# Analysis of gender distribution in UK's leading newspapers
# Gender topics

## Content
1. [Setup](#setup)   
    1.1 [Global](#global_setup)  
    1.2 [Local](#local_setup)   
2. [Time statistic](#time_statistic)   
    2.1 [Functions](#functions)  
    2.2 [Create statistic](#statistic)    
    2.3 [Plots](#plots) 

## 1. Setup
<a id="setup"></a>

### 1.1 Global
<a id="global_setup"></a>

In [1]:
# Change to true if you want to use google colab
use_colab = True

# Import with EPFL google drive!
if use_colab:
    from google.colab import drive
    drive._mount('/content/drive', force_remount=True)
    %cd /content/drive/Shareddrives/ADA-project
    !pip install pandas==1.0.5 # downgrade pandas for chunk processing support

Mounted at /content/drive
/content/drive/Shareddrives/ADA-project


In [2]:
# Defined paths for the data
from scripts.path_defs import *

# Defined newspapers and urls
from scripts.newspapers import *

# Globally used functions
from scripts.utility_functions import load_mini_version_of_data
from scripts.utility_functions import convert_to_1Dseries
from scripts.utility_functions import process_data_in_chunks

### 1.2 Local 
<a id="local_setup"></a>

In [3]:
import pandas as pd
import numpy as np
import seaborn as sns
import matplotlib.pyplot as plt
import json
import bz2

## 2. Time statistic
<a id="time_statistic"></a>

### 2.1 Functions
<a id="functions"></a>

In [58]:
def group_genders(x):
    if len(x)==1:
        if x[0] in ['male', 'female']:
            return x[0]
        else:
            return 'other'
    else:
        return 'other'

def get_gender_counts(chunk, gender_repr_df, year):
    for newspaper in newspapers_uk_df['name']:
        cols = ['year', 'gender', 'newspaper', 'count']
        mask_newspaper = chunk.newspapers.apply(lambda x: newspaper in x)
        newspaper_df = chunk[mask_newspaper]
        genders_grouped = newspaper_df.gender.apply(group_genders)
    
        counts_males = (genders_grouped == 'male').sum()
        counts_females = (genders_grouped == 'female').sum()
        counts_others = (genders_grouped == 'other').sum()
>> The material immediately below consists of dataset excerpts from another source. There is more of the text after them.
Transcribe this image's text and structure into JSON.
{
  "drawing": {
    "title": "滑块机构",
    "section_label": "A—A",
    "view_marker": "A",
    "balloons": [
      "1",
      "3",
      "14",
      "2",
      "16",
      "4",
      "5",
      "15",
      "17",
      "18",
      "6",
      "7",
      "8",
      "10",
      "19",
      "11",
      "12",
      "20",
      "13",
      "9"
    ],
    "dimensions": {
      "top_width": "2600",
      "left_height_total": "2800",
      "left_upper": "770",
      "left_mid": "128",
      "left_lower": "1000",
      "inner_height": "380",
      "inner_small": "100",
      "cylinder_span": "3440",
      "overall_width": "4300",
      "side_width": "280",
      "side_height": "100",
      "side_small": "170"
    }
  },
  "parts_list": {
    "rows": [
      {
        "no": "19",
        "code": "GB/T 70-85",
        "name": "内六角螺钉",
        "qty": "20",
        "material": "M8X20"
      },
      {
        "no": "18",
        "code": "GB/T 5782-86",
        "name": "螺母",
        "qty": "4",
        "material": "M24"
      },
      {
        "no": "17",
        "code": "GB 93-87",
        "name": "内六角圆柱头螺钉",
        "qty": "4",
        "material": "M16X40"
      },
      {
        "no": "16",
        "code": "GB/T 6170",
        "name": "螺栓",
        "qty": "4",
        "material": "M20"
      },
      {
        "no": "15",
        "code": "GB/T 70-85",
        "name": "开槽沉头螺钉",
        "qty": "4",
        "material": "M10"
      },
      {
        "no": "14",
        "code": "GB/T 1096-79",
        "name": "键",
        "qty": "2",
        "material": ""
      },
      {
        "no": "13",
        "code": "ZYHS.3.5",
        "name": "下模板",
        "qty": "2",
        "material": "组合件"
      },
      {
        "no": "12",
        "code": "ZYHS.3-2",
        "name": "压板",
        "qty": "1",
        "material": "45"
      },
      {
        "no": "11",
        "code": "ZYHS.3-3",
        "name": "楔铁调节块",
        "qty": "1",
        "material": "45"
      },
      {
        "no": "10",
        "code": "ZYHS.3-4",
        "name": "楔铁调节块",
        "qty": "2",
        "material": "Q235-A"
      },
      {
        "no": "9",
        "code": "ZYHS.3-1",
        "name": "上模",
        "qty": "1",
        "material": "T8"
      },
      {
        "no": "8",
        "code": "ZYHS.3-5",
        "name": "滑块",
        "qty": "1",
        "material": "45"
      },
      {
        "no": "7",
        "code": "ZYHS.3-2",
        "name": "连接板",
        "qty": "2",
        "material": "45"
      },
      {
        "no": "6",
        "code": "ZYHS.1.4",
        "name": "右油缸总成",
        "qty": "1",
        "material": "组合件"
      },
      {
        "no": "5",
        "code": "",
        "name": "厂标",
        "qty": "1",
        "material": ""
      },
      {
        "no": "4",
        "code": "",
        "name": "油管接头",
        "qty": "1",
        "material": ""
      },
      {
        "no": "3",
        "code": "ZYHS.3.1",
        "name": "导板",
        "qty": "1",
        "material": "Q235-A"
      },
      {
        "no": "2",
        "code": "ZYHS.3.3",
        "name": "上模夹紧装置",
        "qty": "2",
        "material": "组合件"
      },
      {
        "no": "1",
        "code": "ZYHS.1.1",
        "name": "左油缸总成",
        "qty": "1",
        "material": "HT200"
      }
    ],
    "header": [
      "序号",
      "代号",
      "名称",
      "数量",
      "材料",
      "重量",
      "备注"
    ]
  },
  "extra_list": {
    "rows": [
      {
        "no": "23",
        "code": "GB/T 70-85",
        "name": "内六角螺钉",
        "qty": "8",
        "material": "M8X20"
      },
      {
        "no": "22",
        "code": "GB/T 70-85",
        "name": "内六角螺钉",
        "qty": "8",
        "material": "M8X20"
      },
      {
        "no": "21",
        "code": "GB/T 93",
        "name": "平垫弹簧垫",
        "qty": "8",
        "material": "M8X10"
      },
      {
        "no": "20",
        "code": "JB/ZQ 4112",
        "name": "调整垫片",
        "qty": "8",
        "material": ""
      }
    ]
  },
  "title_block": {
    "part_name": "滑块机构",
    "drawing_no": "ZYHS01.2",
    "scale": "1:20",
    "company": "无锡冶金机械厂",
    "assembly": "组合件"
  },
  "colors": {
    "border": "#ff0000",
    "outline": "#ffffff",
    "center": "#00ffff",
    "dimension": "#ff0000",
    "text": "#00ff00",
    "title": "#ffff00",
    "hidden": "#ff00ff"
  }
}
        gender_repr_df = gender_repr_df.append(pd.DataFrame([[year, 'male', newspaper, counts_males]], columns=cols), ignore_index = True)
        gender_repr_df = gender_repr_df.append(pd.DataFrame([[year, 'female', newspaper, counts_females]], columns=cols), ignore_index = True)
        gender_repr_df = gender_repr_df.append(pd.DataFrame([[year, 'other', newspaper, counts_others]], columns=cols), ignore_index = True)        
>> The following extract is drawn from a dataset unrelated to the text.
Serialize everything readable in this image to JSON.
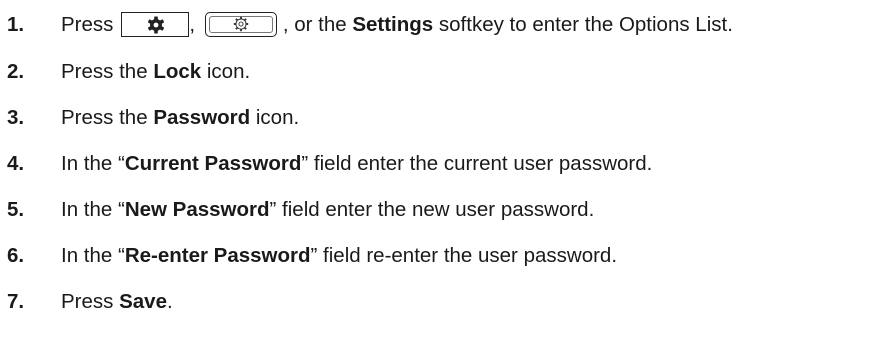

    gender_repr_df = gender_repr_df.groupby(['year','gender', 'newspaper']).sum().reset_index()
    return gender_repr_df

### 2.2 Create statistic
<a id="statistic"></a>

In [59]:
# Dataframe of newspapers
newspapers_uk_df = pd.DataFrame(newspapers_uk_list, columns = ['name', 'website_url'])
newspapers_uk_df.head(14)

Unnamed: 0,name,website_url
0,The Sun,thesun.co.uk
1,The Guardian,theguardian.com
2,The Times,thetimes.co.uk
3,Metro,metro.co.uk
4,Evening Standard,standard.co.uk
5,Daily Mirror,mirror.co.uk
6,The Daily Telegraph,telegraph.co.uk
7,Daily Express,express.co.uk
8,Daily Star,dailystar.co.uk
9,i,inews.co.uk


In [64]:
years = [2020]
gender_repr_df = pd.DataFrame(columns=['year', 'newspaper', 'gender', 'count'])

for year in years:
    path_to_file = globals()['MERGED_QUOTES_' + str(year) + '_PATH']
    tmp = process_data_in_chunks(path_to_file, get_gender_counts, gender_repr_df, year, use_colab)
    gender_repr_df = gender_repr_df.append(tmp, ignore_index=True)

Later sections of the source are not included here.